Tuesday, June 16, 2015

My Fifth Pregnancy

Not many people know about our second miscarriage.  It’s not that we didn’t want people to know.  It’s just that, well I’m not even sure.  I guess I didn’t want my status update to be: “we lost another baby.”  The second miscarriage was what’s called a blighted ovum, which means the baby never developed.   The second one felt more like a loss of a pregnancy rather than a loss of a baby, but nonetheless, a loss.  I was at a much better place in the first loss, trusting God that He knew he what he was doing, even if I didn't understand. However I did ask questions, like why did I get pregnant in the first place? Why just not get pregnant?  But with the second miscarriage, I was pretty upset that it was happening again....didn't want do feel pregnant if I wasn't really pregnant and didn't want to walk this road AGAIN....I was full of fear at the beginning of the pregnancy when we didn't know if it was a miscarriage or not. During those weeks of uncertainty, I didn't know what/how to pray. But the only comfort came from reading God's word. I didn't know what to say to God, but God had comforting words for me from His word. I think after the first miscarriage, I really felt I handled it well....I was trusting in God's sovereignty and even though I was sad, I was ok. But the second one I was humbled even more because I didn't handle it well. I was mad, fearful and hurt. I wanted my babies to be here, I knew that everything would be okay, but in those moments of uncertainty, I was not ok and I was not happy with my circumstances.(This was in February 2015).

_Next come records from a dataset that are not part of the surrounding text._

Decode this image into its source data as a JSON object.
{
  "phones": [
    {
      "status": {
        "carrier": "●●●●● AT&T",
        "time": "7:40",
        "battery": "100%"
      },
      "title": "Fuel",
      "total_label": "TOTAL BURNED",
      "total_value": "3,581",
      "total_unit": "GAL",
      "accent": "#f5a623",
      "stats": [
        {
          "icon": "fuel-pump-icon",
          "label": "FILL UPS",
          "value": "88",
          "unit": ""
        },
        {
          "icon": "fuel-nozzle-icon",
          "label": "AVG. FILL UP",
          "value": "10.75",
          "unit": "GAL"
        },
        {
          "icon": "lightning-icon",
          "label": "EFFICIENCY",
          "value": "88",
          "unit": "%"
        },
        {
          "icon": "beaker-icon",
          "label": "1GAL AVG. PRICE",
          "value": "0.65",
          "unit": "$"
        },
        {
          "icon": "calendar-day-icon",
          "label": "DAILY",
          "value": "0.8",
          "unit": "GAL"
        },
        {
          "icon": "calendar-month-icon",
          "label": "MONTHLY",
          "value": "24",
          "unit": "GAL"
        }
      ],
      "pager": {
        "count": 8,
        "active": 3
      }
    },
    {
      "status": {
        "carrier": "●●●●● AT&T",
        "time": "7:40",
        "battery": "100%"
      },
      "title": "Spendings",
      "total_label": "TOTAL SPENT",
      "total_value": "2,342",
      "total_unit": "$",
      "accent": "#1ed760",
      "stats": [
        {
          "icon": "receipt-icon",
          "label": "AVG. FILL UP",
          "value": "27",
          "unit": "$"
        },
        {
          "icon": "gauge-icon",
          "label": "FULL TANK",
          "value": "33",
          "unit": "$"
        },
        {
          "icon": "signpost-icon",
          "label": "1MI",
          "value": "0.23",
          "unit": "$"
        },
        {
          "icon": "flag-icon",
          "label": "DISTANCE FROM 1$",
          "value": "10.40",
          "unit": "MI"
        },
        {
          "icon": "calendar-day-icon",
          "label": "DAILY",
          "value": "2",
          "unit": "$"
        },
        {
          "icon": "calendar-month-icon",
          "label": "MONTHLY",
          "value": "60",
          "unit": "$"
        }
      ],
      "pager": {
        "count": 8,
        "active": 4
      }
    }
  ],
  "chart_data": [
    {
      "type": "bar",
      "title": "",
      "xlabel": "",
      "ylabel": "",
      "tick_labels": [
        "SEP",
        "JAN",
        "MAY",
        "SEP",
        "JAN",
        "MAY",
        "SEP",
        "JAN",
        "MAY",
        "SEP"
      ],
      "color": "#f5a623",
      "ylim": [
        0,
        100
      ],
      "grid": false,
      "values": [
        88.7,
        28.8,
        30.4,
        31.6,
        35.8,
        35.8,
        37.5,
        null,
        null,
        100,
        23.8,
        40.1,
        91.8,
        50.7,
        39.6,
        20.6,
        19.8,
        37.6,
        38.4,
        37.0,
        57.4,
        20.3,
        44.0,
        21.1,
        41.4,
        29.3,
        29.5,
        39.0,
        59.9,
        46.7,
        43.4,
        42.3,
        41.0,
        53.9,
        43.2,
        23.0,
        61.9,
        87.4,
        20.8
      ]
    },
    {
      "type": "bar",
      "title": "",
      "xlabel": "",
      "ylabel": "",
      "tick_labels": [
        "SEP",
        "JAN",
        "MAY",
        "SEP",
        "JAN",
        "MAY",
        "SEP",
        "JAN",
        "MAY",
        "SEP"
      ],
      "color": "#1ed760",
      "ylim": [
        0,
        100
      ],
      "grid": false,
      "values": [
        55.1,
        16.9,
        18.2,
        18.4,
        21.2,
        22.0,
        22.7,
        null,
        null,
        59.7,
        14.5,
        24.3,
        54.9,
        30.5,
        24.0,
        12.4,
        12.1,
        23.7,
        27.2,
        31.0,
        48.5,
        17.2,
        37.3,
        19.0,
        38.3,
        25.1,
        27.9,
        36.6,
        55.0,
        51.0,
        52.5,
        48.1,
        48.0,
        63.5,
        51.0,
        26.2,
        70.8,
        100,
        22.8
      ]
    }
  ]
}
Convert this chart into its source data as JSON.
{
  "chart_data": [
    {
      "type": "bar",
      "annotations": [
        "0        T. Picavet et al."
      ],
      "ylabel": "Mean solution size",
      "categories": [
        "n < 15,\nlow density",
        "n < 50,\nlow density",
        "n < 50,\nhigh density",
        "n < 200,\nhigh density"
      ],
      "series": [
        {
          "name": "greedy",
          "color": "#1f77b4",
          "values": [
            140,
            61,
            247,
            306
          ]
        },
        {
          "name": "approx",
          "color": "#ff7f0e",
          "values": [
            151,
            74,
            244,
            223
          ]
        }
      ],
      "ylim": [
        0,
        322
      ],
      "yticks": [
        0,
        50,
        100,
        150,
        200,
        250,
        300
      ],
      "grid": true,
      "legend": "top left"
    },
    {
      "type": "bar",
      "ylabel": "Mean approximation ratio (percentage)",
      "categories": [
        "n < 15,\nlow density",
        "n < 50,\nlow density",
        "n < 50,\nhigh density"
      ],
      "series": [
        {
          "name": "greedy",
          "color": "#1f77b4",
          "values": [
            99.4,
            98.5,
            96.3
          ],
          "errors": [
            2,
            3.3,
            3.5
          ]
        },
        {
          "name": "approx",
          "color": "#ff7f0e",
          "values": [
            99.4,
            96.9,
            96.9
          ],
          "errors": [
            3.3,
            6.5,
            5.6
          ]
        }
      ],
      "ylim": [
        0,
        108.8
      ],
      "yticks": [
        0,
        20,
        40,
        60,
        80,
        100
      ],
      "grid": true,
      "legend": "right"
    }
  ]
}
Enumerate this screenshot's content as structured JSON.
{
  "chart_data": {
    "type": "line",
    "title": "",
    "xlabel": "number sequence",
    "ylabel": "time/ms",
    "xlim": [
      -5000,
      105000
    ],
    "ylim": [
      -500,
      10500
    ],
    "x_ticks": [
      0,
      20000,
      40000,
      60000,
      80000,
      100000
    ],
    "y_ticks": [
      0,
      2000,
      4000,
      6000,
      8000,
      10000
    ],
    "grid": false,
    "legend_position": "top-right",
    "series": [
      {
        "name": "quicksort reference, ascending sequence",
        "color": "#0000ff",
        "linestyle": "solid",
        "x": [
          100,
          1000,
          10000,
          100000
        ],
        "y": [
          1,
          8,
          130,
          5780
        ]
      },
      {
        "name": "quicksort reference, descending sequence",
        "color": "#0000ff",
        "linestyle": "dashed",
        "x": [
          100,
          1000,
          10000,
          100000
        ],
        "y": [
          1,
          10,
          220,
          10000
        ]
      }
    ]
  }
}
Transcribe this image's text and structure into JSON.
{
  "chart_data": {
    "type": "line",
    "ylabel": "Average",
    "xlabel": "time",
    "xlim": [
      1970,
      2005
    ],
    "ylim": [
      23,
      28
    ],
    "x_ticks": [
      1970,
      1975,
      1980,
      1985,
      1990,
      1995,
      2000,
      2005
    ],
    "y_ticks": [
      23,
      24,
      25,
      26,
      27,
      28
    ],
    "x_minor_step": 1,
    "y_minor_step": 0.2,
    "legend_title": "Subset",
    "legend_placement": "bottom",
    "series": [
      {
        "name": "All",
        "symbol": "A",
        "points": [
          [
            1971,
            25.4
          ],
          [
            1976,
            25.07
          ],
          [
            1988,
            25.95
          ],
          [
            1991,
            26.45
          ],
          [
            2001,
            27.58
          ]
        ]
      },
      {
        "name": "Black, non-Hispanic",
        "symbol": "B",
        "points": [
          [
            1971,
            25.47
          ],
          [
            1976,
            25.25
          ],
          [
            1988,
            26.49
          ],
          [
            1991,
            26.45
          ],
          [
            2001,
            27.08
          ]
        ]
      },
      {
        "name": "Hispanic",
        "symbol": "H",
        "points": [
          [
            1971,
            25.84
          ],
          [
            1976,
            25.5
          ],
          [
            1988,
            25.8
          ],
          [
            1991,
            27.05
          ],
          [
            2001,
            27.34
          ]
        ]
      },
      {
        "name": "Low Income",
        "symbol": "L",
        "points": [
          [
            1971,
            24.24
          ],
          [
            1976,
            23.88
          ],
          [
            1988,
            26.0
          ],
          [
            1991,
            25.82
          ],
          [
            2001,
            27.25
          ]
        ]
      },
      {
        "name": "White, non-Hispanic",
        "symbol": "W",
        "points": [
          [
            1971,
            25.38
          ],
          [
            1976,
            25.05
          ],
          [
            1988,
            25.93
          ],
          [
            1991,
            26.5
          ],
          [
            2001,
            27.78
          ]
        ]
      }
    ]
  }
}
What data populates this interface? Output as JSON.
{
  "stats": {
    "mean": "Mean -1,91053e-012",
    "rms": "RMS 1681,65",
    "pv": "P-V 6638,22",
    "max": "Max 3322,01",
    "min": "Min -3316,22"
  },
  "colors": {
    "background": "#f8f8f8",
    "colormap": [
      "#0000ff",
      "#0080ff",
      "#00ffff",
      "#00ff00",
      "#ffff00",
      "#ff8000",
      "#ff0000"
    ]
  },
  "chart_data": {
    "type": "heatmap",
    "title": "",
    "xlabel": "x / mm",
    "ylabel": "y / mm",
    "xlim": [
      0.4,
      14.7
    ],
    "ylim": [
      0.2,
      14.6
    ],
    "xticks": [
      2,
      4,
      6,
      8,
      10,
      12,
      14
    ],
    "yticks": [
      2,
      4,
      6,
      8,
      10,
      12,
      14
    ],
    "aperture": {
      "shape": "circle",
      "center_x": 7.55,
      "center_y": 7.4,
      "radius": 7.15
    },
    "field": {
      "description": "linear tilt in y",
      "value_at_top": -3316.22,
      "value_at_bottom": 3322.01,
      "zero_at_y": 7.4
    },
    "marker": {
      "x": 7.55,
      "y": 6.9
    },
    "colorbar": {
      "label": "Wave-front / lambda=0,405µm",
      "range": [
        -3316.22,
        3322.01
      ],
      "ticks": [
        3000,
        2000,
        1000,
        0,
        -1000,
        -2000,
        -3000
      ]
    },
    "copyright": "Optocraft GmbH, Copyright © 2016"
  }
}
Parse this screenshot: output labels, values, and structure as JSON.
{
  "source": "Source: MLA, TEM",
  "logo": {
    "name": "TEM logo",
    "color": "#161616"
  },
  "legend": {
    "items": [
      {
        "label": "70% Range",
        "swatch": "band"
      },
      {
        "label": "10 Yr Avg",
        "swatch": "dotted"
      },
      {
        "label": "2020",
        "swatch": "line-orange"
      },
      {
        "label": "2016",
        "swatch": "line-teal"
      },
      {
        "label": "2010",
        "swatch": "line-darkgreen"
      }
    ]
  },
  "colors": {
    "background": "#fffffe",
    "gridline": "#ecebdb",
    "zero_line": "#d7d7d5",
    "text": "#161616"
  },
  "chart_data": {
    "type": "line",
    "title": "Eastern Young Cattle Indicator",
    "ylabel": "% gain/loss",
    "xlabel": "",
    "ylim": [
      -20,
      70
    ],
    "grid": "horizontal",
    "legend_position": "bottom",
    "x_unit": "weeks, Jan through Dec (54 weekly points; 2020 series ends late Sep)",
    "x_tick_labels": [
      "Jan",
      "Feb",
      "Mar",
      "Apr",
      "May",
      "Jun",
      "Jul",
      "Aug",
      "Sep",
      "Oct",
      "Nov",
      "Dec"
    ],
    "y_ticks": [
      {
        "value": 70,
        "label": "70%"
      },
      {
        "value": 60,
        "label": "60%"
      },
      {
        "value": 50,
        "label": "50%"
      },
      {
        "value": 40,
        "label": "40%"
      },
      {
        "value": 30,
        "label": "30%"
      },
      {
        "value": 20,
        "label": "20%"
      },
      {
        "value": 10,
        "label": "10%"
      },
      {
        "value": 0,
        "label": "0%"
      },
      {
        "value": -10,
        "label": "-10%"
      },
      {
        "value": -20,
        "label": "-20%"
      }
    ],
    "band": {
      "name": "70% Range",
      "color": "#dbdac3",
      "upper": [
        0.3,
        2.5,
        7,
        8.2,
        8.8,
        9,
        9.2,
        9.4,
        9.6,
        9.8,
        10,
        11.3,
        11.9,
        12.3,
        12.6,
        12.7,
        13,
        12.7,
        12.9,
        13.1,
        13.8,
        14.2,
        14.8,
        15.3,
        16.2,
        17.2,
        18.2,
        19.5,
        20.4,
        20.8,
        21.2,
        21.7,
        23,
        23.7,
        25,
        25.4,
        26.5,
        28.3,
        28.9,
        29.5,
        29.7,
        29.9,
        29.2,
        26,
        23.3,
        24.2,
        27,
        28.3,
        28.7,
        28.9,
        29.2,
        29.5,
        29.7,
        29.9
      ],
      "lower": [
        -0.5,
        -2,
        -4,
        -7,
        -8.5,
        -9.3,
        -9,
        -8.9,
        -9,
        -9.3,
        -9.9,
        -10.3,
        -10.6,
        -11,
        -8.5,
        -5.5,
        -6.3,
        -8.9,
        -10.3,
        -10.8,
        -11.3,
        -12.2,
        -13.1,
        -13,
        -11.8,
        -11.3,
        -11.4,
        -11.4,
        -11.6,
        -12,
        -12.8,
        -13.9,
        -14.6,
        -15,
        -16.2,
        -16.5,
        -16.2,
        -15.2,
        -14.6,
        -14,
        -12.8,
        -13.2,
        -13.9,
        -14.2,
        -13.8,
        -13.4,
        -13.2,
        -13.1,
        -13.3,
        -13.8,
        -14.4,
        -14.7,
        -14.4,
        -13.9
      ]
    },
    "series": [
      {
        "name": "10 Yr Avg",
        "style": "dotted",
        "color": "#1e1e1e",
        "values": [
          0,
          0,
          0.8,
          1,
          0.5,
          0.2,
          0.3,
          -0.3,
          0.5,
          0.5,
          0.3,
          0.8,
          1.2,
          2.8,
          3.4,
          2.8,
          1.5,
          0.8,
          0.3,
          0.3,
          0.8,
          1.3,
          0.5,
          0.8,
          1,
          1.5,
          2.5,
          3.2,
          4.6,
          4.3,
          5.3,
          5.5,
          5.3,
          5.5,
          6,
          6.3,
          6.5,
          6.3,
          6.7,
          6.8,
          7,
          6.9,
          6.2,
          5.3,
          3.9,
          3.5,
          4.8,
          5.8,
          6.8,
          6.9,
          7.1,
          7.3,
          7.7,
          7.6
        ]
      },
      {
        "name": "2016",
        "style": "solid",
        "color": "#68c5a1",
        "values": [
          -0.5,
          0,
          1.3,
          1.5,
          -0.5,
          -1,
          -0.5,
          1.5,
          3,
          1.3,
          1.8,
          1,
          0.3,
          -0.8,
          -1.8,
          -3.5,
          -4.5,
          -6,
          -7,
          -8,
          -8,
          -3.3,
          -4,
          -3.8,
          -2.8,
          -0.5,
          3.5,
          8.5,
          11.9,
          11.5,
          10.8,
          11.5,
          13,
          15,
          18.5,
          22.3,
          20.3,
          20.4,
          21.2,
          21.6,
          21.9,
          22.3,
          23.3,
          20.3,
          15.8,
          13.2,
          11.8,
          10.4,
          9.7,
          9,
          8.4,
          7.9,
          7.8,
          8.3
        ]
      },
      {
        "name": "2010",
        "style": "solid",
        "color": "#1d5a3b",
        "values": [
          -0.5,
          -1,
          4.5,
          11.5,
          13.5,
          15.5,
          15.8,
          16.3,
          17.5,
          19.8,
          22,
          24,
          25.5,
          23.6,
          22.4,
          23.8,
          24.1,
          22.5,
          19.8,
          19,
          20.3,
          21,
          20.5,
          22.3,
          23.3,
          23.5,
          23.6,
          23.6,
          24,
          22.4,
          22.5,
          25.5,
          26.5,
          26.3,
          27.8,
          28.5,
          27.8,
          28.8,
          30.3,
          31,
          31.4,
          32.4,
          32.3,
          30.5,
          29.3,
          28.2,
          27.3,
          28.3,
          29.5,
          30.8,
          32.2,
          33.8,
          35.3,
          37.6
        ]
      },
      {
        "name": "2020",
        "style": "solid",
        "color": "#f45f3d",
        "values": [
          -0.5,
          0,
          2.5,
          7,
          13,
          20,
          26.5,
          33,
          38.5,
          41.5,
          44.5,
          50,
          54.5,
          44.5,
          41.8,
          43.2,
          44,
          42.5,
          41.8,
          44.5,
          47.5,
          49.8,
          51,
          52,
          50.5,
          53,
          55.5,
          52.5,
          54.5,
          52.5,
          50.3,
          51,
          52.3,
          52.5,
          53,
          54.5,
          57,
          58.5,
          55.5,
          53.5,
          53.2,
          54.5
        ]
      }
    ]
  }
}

Present day June 2015, we are so excited to be 10 weeks pregnant.  We have an appointment tomorrow and it has been quite a journey to overcome fear.  Pregnancy after miscarriage is much different than my first two pregnancies.  My first two pregnancies were not filled with temptation to fear or visualization about appointments.  In some ways I wish that I could go back and not experience that heartache, change the past and have my sweet baby Daniel and Hope.  But first off, I couldn’t have both of those babies, and I couldn’t be pregnant right now, but the most important reason is: God didn’t allow it to happen that way, and He has a reason.  I may never fully realize why, and that’s ok. 

Sometimes I wish that “zap theology” worked.  That I could pray a prayer that would remove my fear and automatic peace would follow.  But God designed it where we are involved and uses these situations to draw us to Himself.  We are to work to overcome our sin (don’t be confused, I’m not saying work for our salvation).  But when it comes to fear, there is action to be taken.  I have had to work so hard to not fear the loss of this baby.  I have been on a roller coaster of one minute feeling everything is ok, to the next where I’m imagining my husband with cancer and finding out that the reason we have had miscarriage is because he is passing cancer to them.  There have been good days, bad days, hard day and just pure exhaustion.  Yet in the midst of it all, I know that God is calling me to trust in Him.  Reminding me that no matter what He is with me.  He knows what is going to happen and He is and will be with me through it all.  He has been faithful to give me scriptures, books and friends to help me as I walk through the first weeks of this pregnancy.  At about 7 weeks I had a turning point when I read something that talked about God not giving us grace for imagined situations. That worry is a sin and that we need to confess it, not look for grace. (not that God doesn't help us, but it's through confession and forgiveness not grace). I realized that I was just expecting my baby to die instead of living my life, taking care of my children and trusting that my baby was ok, until I learned otherwise.  Since then, the temptation to worry has been present, but I could always look back to that moment when I chose to trust that my baby was ok.  I’m nervous about tomorrow, but I choose to trust.  I don’t want to walk through another loss.  I want my baby to be ok.  But even if he/she is not, I trust the Lord.  He is good.  He is faithful. He is my God and my Savior.